Base genetica dell’ipertrigliceridemia
Storicamente, l’eterogeneità fenotipica dell’ipertrigliceridemia è stata definita in base alle differenze qualitative e quantitative delle lipoproteine plasmatiche utilizzando la classificazione dei fenotipi di iperlipoproteinemia. È noto che l’ipertrigliceridemia tende a raggrupparsi nelle famiglie, implicando una componente genetica. Tuttavia, le recenti conoscenze genetiche indicano che in più del 95% dei casi esiste una base poligenica per questa suscettibilità. L’eterogeneità fenotipica dell’ipertrigliceridemia riflette l’onere cumulativo associato alle varianti genetiche comuni che hanno un piccolo effetto sui livelli di trigliceridi, così come le varianti rare con un effetto maggiore sui trigliceridi.
Ipertrigliceridemia monogenica
L’ipertrigliceridemia monogenica è rara e si pensa che colpisca una o due persone su un milione. Questi individui hanno livelli di trigliceridi molto alti (>900 mg/dL), di solito da una giovane età. In molti casi, questi individui sono omozigoti o eterozigoti composti (cioè, con due alleli recessivi per lo stesso gene, ma con quei due alleli diversi l’uno dall’altro) con perdita di effetto funzionale in mutazioni di diversi geni che regolano il catabolismo dei trigliceridi.
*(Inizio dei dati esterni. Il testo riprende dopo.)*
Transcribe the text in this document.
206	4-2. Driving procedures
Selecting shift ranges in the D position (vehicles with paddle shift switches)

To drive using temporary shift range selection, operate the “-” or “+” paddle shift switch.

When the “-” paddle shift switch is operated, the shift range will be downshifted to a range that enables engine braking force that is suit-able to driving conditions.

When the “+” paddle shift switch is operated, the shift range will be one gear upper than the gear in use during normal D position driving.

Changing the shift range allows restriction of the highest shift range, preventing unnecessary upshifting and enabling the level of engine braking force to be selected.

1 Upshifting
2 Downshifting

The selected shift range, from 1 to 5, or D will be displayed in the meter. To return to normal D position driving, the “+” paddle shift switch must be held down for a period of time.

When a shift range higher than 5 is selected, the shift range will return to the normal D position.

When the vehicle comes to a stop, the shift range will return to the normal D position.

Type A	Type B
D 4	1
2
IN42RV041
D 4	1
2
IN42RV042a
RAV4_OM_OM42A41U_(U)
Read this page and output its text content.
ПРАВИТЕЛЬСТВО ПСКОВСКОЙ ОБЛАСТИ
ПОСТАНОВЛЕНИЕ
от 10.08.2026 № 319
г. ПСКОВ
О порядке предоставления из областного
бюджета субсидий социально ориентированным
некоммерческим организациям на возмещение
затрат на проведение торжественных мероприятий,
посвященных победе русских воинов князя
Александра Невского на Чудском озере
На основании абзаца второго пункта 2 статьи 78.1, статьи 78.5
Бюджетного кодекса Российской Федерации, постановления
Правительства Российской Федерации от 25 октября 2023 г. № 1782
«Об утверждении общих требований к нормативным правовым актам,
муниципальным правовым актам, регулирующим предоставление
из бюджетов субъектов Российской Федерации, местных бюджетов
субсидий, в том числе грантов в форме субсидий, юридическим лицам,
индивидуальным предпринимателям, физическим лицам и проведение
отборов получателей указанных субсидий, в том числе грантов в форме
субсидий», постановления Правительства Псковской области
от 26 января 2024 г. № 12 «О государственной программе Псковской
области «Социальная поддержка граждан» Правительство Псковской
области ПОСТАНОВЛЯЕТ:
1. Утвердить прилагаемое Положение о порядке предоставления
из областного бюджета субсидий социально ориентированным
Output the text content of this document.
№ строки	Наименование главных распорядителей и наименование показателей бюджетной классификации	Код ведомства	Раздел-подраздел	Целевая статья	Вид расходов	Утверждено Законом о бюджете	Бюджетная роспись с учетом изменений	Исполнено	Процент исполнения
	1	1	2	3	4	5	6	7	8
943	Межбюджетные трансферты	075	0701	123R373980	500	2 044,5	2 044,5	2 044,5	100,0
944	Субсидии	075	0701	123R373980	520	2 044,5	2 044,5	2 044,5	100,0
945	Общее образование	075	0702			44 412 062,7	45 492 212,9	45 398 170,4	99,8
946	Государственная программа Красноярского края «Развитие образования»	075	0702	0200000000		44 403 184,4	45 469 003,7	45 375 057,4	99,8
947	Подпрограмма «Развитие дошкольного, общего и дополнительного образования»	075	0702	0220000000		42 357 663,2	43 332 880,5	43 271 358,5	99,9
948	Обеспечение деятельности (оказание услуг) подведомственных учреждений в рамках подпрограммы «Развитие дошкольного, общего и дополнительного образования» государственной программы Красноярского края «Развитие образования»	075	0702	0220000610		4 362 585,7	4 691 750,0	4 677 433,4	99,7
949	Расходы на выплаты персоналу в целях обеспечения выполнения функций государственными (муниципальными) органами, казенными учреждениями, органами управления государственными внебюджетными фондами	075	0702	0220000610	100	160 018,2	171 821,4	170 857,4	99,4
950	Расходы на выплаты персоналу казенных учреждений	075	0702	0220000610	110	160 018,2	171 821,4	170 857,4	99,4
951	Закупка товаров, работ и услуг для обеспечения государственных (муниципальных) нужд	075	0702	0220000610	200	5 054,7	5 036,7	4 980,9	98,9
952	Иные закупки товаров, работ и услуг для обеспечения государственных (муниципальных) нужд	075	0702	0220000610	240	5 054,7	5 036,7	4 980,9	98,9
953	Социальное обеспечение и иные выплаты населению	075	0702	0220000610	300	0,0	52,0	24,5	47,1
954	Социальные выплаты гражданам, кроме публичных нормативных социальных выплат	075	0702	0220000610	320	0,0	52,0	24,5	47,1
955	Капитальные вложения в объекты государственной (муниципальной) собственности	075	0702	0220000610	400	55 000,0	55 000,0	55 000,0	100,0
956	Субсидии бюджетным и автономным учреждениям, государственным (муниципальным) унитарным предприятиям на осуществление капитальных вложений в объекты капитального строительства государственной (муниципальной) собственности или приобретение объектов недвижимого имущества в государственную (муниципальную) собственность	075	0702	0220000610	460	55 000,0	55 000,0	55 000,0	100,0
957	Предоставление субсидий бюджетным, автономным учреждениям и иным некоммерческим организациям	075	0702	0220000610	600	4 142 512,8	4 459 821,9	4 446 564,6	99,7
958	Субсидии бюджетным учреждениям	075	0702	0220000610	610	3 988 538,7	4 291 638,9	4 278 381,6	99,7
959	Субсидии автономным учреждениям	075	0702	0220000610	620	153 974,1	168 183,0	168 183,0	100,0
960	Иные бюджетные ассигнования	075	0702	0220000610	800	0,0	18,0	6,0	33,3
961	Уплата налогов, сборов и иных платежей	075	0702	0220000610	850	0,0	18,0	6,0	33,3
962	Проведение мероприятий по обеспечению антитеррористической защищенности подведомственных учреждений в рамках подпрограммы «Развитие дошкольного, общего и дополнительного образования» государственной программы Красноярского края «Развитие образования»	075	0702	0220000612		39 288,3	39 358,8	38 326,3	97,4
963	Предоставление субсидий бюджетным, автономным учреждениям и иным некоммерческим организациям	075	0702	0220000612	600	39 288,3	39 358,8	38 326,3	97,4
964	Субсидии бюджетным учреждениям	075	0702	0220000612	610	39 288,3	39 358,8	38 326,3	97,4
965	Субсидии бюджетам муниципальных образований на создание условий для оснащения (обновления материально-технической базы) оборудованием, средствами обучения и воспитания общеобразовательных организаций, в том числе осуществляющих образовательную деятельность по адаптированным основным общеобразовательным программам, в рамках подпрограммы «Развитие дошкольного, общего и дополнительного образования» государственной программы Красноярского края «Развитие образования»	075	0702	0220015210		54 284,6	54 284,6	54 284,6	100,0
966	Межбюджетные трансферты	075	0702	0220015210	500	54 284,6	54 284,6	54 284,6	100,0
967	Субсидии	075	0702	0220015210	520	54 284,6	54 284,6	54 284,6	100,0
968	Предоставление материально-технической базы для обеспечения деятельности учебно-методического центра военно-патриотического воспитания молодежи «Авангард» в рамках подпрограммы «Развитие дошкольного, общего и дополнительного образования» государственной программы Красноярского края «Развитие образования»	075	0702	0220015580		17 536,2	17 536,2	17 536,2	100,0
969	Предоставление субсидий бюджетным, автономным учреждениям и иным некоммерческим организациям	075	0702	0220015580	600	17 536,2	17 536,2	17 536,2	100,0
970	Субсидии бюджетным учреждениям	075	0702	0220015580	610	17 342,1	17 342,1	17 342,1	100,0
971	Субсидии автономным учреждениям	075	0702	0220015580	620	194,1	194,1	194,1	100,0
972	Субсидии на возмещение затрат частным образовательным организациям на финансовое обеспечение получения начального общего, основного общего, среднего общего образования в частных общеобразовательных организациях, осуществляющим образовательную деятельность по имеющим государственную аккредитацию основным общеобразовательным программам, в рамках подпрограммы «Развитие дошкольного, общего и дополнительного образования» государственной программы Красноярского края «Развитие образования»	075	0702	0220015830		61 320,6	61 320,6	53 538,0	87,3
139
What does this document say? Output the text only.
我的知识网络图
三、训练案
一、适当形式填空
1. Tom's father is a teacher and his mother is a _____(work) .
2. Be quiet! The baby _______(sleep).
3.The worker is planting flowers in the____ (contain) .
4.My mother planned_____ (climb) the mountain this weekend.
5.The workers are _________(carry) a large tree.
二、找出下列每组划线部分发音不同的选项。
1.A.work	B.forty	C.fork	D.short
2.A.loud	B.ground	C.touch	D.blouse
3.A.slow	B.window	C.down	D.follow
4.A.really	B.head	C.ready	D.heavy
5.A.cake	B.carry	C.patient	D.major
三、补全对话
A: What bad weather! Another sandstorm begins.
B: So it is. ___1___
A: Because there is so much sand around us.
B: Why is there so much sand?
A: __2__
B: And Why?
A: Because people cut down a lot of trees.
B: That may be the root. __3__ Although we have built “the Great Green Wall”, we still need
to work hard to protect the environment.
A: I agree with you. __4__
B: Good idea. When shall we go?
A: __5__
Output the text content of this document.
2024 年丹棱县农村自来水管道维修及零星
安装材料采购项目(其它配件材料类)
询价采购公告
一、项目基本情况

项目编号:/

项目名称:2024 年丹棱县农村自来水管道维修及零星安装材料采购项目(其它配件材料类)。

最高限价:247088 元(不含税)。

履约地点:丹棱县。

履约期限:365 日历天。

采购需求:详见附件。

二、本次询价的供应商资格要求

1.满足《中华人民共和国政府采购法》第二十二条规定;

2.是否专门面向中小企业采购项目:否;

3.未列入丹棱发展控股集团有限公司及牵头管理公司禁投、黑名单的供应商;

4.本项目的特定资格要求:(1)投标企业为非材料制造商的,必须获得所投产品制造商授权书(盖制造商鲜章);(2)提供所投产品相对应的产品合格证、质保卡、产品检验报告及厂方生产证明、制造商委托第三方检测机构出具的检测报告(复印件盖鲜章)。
Ipertrigliceridemia poligenica
La maggior parte dei casi di ipertrigliceridemia sono poligenici, cioè il fenotipo riflette il carico cumulativo di varianti comuni o rare di geni coinvolti nella regolazione della produzione o del catabolismo dei trigliceridi (o entrambi). Un maggior carico di varianti associate ad un aumento dei trigliceridi si traduce in una maggiore suscettibilità all’ipertrigliceridemia. Inoltre, la suscettibilità all’aumento dei trigliceridi è anche influenzata da cause secondarie di ipertrigliceridemia (vedi tabella 1), che a loro volta sono influenzate da una componente di suscettibilità genetica, che porta al clustering familiare. In particolare, l’obesità, la sindrome metabolica, la malattia non alcolica del fegato grasso e il diabete, hanno la loro componente di suscettibilità.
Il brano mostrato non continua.